Amide Bond Formation via Aerobic Photooxidative Coupling of Aldehydes with Amines Catalyzed by a Riboflavin Derivative

We report an effective, operationally simple, and environmentally friendly system for the synthesis of tertiary amides by the oxidative coupling of aromatic or aliphatic aldehydes with amines mediated by riboflavin tetraacetate (RFTA), an inexpensive organic photocatalyst, and visible light using oxygen as the sole oxidant. The method is based on the oxidative power of an excited flavin catalyst and the relatively low oxidation potential of the hemiaminal formed by amine to aldehyde addition.

A practical catalytic reductive amination of carboxylic acids

We report reductive alkylation reactions of amines using carboxylic acids as nominal electrophiles. The two-step reaction exploits the dual reactivity of phenylsilane and involves a silane-mediated amidation followed by a Zn(OAc)2-catalyzed amide reduction.
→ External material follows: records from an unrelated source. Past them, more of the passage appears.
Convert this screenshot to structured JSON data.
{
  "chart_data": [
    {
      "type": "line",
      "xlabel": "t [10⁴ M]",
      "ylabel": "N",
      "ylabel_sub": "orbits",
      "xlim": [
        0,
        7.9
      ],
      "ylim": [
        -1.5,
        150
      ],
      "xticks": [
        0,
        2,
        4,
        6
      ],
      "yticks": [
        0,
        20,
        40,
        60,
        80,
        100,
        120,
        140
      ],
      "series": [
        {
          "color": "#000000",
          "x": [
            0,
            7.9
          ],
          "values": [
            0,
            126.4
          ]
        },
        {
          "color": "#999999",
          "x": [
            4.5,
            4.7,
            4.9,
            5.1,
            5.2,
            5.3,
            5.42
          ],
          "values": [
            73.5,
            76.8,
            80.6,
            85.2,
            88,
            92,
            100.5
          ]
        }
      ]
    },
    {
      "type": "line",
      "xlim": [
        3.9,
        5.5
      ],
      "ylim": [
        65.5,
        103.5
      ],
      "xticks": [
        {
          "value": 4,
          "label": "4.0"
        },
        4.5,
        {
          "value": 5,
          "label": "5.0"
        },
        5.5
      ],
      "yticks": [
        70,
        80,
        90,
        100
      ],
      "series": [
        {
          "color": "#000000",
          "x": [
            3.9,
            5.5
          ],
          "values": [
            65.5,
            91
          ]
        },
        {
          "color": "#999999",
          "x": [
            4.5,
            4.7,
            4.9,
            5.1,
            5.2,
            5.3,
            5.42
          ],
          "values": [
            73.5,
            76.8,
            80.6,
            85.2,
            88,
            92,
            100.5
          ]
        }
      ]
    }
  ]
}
The reaction is applicable to a wide range of amines and carboxylic acids and has been demonstrated on a large scale (305 mmol of amine). The rate differential between the reduction of tertiary and secondary amide intermediates is exemplified in a convergent synthesis of the antiretroviral medicine maraviroc. Mechanistic studies demonstrate that a residual 0.5 equivalents of carboxylic acid from the amidation step is responsible for the generation of silane reductants with augmented reactivity, which allow secondary amides, previously unreactive in zinc/phenylsilane systems, to be reduced.